# A Little Nightmare Music



## Mr Salek (Apr 11, 2006)

www.youtube.com/user/hirnw

Very funny violin and piano duo.


----------



## captaintim (Feb 26, 2007)

Very Good, I love the piano chord sticks, very original!


----------



## CelloPrincess04 (Jan 1, 2007)

this why people think musicians are weird. yesssh.


----------



## Gatton (Dec 20, 2006)

CelloPrincess04 said:


> this why people think musicians are weird. yesssh.


Don't worry CelloPrincess. We're aware that you're not all like that 

Here's a link to help balance things out. The giant Rostropovich. Unfortunately it cuts out after a few minutes.

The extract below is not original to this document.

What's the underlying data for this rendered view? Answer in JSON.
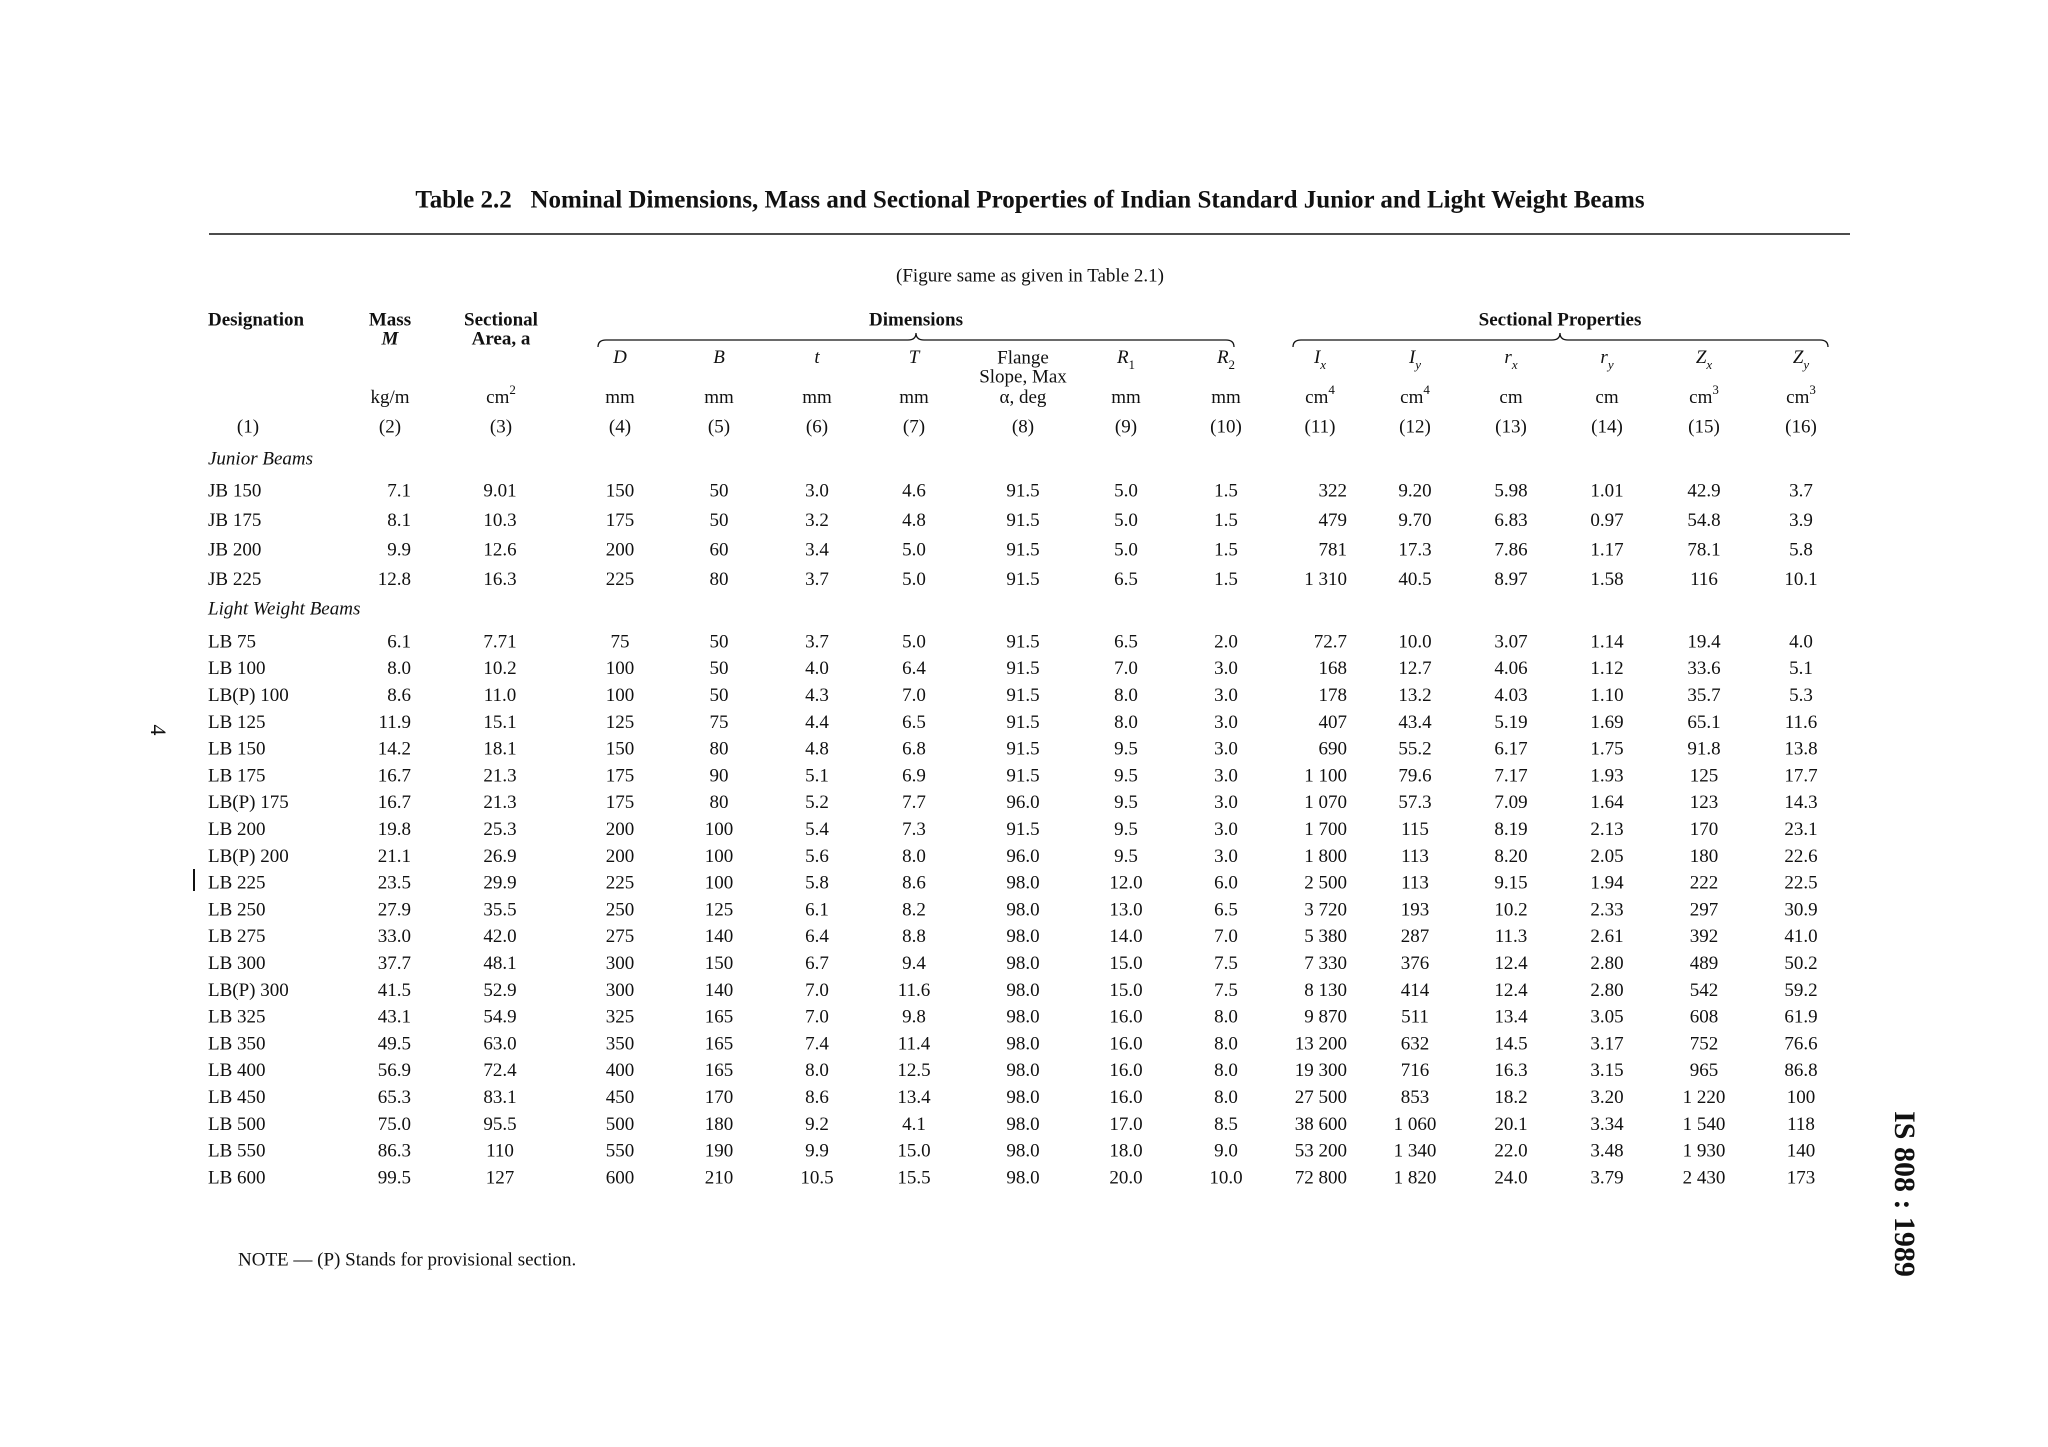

And a nice quick link to the Prelude from the first Bach suite.






I always forget that there are some great performances on Youtube both from professionals and amateurs alike. It looks like you can watch the entire Dvorak concerto by Rostropovich also. Good stuff.


----------



## captaintim (Feb 26, 2007)

Gatton said:


> It looks like you can watch the entire Dvorak concerto by Rostropovich also. Good stuff.


That's pretty cool. There's so much stuff on that site, no wonder Google got their cheeky mits on it. Oh to be one of the founders of YouTube....


----------